Automedicação traduz-se na atitude pela qual o utente solicita um medicamento sem a apresentação de receita médica ou apresenta uma queixa da qual resulta a cedência de um medicamento por um profissional de farmácia. O objectivo é tratar ou aliviar queixas auto-valorizadas e de curta duração, sem recurso à consulta médica.
A frequência e distribuição da automedicação estão relacionadas com a organização do sistema de saúde de cada país.
Os médicos e farmacêuticos desempenham um papel fundamental no acompanhamento dos doentes em automedicação.
Estes profissionais de saúde deverão figurar autênticos conselheiros. As suas orientações são cruciais face à comum pressão dos consumidores que pretendem uma maior acessibilidade aos medicamentos, em resposta ao ritmo de vida actual.
Em 1997, foi produzido pelas instituições ligadas aos farmacêuticos, médicos e indústria farmacêutica, a nível Europeu (Common Position State Statement, 2 de Outubro de 1997), um documento que identifica como situações passíveis de automedicação a constipação, gripe, tosse, dor de garganta, rinite alérgica, feridas na cavidade oral, indigestão, obstipação, vómitos, diarreia, hemorróidas, queimaduras solares, verrugas, dores moderadas (cabeça ou muscular) e alguns problemas de pele.
O período para o qual se considera a automedicação como adequada não deve exceder 3-7 dias.
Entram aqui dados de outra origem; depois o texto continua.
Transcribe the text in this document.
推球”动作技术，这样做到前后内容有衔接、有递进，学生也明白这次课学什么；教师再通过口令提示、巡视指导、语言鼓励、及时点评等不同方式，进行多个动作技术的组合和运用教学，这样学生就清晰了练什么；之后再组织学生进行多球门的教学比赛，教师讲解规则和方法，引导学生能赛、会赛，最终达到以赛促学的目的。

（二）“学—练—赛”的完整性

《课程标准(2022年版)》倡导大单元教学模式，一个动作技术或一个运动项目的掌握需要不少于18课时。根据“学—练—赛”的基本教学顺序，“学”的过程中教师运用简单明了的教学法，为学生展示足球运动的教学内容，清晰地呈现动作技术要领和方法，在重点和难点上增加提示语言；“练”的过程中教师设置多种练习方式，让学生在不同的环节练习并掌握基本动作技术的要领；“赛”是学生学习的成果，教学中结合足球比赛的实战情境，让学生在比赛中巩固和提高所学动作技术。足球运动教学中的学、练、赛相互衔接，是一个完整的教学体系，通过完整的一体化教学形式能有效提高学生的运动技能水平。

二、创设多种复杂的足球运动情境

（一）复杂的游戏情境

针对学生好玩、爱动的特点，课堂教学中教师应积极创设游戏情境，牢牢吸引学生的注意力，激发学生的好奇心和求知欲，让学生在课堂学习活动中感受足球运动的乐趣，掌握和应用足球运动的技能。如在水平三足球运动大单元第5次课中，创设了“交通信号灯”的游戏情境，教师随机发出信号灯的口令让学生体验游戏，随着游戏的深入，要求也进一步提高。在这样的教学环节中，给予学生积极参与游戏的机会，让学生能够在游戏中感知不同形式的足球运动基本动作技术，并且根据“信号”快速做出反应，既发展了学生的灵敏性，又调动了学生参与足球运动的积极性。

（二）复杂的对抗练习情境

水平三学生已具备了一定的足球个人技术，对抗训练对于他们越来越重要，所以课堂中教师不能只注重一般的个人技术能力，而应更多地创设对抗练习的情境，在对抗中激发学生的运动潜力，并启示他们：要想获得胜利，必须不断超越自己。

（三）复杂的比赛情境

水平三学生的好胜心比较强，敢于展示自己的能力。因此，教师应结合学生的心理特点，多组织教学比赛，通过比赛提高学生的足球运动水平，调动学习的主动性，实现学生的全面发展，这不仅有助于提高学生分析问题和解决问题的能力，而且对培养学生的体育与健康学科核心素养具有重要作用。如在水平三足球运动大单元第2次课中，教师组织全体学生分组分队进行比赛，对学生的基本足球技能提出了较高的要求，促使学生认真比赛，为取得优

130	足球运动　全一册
Deve ser dedicada especial atenção às grávidas, mulheres que se encontram a amamentar, bebés e crianças.
O presente trabalho visa fornecer pistas para uma reflexão sobre a automedicação no concelho de Tondela, enquanto aspecto caracterizador da população concelhia.
Porque se trata de um tema objectivo de inesgotável reflexão, pois a automedicação é um processo integrante de um sistema complexo, com alguma incidência na sociedade actual, houve necessidade de delimitar o âmbito deste estudo em função de algumas variáveis.
Por fim, e relativamente ao tipo de discurso que foi adoptado, tivemos presente, na medida do possível e sem prejuízo do rigor científico, facilitar a leitura/consulta do mesmo.
Amostra e método
Tendo em conta as variáveis em estudo, o modelo utilizado foi o descritivo.
O número total de entrevistas em análise foi de 296.
O estudo foi realizado pelas 26 freguesias do concelho de Tondela, sabendo que estas foram agrupadas em 6 classes tendo em conta o número total de indivíduos da população presente em cada freguesia, dados estes que foram recolhidos nos últimos censos (2001). Esta divisão permitiu-nos distribuir de forma ponderada os questionários.
Assim, à classe 1 pertencem as freguesias cujo número total de indivíduos é 570 e nestas foram realizados 8 inquéritos.
Na classe 2 inserem-se as freguesias cujo número total de indivíduos pertence ao intervalo [570, 950 [. Nestas foram distribuídos 10 inquéritos.
À classe 3 correspondem as freguesias cujo número total de indivíduos pertence ao intervalo [950, 1600 [, sabendo que nestas foram efectuados 12 inquéritos.
À classe 4 correspondem as freguesias cujo número total de indivíduos pertence ao intervalo [1600, 2100 [, nas quais foram realizados 14 inquéritos.
Na classe 5 incluem-se as freguesias cujo número total de indivíduos se insere no intervalo [2100, 3520 [e nestas foram distribuídos 16 inquéritos.
À classe 6 corresponde a freguesia cujo número total de indivíduos é 3520. Nesta foram realizados 18 inquéritos.
Os inquéritos foram distribuídos equitativamente por indivíduos do sexo masculino e feminino, segundo as seguintes faixas etárias:
<20;
[20, 35 [;
[35, 60 [;
60.
Nas freguesias onde não foi possível distribuir os inquéritos de forma equitativa pelas faixas etárias (referimo-nos às classes 2,3,4,6), privilegiámos aquelas que consideramos predominantes nas respectivas freguesias.
A informação foi recolhida através de um questionário com 10 perguntas, mediante entrevista directa feita pelos elementos do grupo.
O questionário continha variáveis de caracterização sócio-demográfica (sexo, idade, nível de escolaridade e situação perante a profissão), bem como, variáveis relacionadas com o consumo, ou não de medicamentos por automedicação, com o tipo de medicamentos ingeridos por automedicação, com a procura, ou não de esclarecimentos sobre o medicamento consumido, com a toma diária de medicamentos prescritos, e com o conhecimento dos riscos inerentes à automedicação.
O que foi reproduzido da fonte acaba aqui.